Efficiency-wise I agree, but if I don't care about efficiency then I often prefer an if-chain (or better still, a switch-case).
The point is that the desired mapping is known not just at compile time, but is explicitly known to the programmer. So it is clearer if it right there in the executable code rather than hidden away in some moving part (the mapping data structure).
switch-case is often compiled to a table lookup, but if your expressions are constant (at least for the part where the table is being used), the latter is definitely less verbose.
So it is clearer if it right there in the executable code rather than hidden away in some moving part (the mapping data structure).
Following several levels of nested if/else is "clearer" than going to the right array index? I don't know what you mean by "hidden away in some moving part".
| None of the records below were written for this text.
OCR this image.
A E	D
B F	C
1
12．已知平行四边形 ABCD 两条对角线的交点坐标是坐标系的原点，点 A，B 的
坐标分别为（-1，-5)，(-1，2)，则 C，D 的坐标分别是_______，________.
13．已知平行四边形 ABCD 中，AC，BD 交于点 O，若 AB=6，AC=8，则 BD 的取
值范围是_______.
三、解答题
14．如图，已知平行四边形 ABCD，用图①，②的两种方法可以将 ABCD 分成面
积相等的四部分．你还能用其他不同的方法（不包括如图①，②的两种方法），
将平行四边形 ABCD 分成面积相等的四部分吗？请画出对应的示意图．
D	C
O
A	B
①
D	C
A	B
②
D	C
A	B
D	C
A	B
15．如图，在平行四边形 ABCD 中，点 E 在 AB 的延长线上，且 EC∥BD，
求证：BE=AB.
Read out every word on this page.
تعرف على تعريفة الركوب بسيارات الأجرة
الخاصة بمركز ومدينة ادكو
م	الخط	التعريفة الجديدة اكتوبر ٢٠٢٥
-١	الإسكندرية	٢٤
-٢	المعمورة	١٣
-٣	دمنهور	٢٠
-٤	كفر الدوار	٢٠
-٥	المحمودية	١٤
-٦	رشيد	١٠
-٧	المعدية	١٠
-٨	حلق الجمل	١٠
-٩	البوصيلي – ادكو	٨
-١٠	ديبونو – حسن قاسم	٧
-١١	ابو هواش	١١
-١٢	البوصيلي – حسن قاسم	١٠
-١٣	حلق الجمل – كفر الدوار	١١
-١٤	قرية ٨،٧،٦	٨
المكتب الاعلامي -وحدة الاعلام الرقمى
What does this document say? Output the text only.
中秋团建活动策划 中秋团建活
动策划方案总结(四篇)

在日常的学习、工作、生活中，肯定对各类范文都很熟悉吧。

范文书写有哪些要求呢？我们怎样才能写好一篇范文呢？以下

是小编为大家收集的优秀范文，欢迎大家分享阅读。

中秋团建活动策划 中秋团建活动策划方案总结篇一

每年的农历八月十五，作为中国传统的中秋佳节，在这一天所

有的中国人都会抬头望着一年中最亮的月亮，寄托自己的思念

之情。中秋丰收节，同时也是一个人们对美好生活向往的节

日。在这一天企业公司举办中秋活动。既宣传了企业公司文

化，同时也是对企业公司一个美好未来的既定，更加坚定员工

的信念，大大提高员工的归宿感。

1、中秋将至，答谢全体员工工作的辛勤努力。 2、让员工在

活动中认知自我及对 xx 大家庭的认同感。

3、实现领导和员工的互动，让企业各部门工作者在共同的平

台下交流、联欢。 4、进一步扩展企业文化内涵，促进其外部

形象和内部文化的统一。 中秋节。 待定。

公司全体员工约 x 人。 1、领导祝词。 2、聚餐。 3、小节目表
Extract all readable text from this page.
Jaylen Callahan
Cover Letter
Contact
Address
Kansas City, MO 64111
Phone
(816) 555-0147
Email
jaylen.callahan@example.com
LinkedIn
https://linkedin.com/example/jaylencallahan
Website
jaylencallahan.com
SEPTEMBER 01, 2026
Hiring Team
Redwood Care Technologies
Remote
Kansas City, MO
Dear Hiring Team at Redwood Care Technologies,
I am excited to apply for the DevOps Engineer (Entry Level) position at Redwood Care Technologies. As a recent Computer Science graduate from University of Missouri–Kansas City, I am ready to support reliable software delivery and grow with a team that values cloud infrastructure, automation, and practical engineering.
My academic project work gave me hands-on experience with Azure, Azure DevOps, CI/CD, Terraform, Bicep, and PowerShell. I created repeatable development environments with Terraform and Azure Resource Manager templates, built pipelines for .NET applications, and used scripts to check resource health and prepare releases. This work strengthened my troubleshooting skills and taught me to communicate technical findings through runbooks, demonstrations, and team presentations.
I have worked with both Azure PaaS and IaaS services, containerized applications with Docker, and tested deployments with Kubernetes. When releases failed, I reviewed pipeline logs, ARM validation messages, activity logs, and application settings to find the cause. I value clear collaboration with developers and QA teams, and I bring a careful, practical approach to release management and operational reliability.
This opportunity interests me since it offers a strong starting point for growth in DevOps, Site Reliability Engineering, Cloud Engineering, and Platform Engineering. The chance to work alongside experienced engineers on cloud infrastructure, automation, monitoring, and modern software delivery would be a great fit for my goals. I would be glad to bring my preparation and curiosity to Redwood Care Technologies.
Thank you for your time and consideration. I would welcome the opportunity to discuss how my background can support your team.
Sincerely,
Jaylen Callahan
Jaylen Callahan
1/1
If you have several levels of nested if-else (as opposed to a linear chain of "if"-"else if"), then you probably need a more complicated table than a linear array.
The moving appart that gets hidden away is the table (or more often, Hack mandictionary) that is stored somewhere in memory. If you are lucky, it is stored statically. It is never defined in quite the same place as the decision that it implements.
Personally I don't like switch statements at all, especially the ones that require manual control flow management. I can vividly remember multiple bugs over the years caused by forgetting to add "break" to a switch statement.
Unless you're optimizing for performance (which is rare in my domain), control-flow statements are a smell and should be avoided. Each branch has some "implicit" state that is being fragmented and has to be manually managed by the programmer.